Coming to us thick and fast from the department of "isn't hindsight a great thing” is what would appear a growing obsession among the media to try and find people who they perceive should not be receiving the wage subsidy. Sir Roger Douglas who isn't in the media, but has joined the fray hasn’t helped. 

But the big questions are, where were you six weeks ago? And what's your point?

So far this week we've had examples of what one outlet called "liquor barons." Note the flourish of language, so as to remind you, they are not just owners of booze shops, they are barons. Yesterday we had examples of elite private schools. Not schools, but elite schools, schools most of us can only peer through the shrubbery at.

We've also had the law firms, the large retailers, and the foreigners. There was even a bit of a scrap over dairy companies given they are essential and therefore didn’t close down, thus leading to the question, given they were operating, how could they be losing 30 percent of their business? The advantage of those companies was some of them were owned by the Chinese. Oh, the Chinese, excellent we can add a bit of xenophobia in as well.

So we have a campaign of sorts, an accusatory finger, and a furrowed brow of tut tut.

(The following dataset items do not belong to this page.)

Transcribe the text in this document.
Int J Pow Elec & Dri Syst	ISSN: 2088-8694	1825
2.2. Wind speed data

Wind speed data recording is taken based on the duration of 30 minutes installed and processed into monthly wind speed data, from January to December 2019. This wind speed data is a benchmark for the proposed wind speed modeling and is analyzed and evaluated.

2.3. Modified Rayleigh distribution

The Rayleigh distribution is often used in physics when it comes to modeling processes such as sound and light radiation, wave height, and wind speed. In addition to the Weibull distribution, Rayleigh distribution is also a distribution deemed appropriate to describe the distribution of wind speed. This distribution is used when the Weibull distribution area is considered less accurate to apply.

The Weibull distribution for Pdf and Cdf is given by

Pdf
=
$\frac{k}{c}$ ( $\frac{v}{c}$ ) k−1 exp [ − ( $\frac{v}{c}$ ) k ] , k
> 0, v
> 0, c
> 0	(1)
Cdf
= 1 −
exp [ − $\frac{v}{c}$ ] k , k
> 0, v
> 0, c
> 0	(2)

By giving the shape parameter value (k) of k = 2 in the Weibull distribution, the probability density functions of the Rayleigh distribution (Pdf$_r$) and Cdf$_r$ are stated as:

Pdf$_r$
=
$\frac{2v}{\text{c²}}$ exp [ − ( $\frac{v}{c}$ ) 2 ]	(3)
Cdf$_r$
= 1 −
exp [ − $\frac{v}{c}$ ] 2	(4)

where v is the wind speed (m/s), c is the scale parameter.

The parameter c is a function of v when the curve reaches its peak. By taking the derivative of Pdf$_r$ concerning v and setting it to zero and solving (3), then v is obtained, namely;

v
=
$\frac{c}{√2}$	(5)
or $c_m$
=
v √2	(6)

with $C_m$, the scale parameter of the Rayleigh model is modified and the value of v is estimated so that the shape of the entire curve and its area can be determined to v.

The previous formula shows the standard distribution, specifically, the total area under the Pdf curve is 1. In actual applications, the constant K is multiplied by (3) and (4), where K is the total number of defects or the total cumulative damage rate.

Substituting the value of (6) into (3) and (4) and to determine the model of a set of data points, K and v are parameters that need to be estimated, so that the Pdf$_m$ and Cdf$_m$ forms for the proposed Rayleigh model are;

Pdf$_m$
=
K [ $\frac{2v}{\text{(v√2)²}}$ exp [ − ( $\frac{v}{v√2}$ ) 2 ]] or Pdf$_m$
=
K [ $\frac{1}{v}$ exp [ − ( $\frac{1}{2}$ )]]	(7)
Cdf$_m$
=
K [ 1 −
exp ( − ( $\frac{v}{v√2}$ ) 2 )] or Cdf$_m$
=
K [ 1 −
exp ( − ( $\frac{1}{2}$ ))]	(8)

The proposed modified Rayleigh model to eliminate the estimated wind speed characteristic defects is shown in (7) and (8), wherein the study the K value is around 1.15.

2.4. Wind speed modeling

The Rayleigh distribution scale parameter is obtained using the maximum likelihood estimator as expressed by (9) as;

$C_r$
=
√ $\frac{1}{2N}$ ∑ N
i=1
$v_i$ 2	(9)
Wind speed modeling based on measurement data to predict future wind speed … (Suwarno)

Just to refresh us with some fact, the government's only criteria for the wage subsidy was 30 percent loss of business. Nothing more, nothing less. This, they argued, was so the money could flow as quickly as possible. And it did, over $10 billion dollars and counting.  There was no rider on whether you looked rich, whether someone might call you a fat cat, whether you were Asian, whether you were elite, or anything else.

So what is this campaign all about? No one is suggesting they've broken rules. An audit is underway and those who have broken rules are paying it back, and they signed at the time, a declaration that what they said was true, otherwise they were committing fraud.

So these stories aren't about dishonesty.

But six weeks in, what are we doing? Are they asking whether the government should've had tighter criteria? That's fine to ask, but why wasn’t that raised at the time?

And if they did, you know what would have happened? We would've seen people screaming blue murder that one company got money and another, which is the same, didn't. Is that the sort of mess we wanted?

The government made it simple. 30 percent loss of business the money is yours, and yours now. Is it perfect? No. They never claimed it to be, but it's worked.

Bitching now is futile, leads no where, and isn't even based on anything that’s actually been done wrong. It's just clearly a dislike of how certain groups look. How very, very superficial.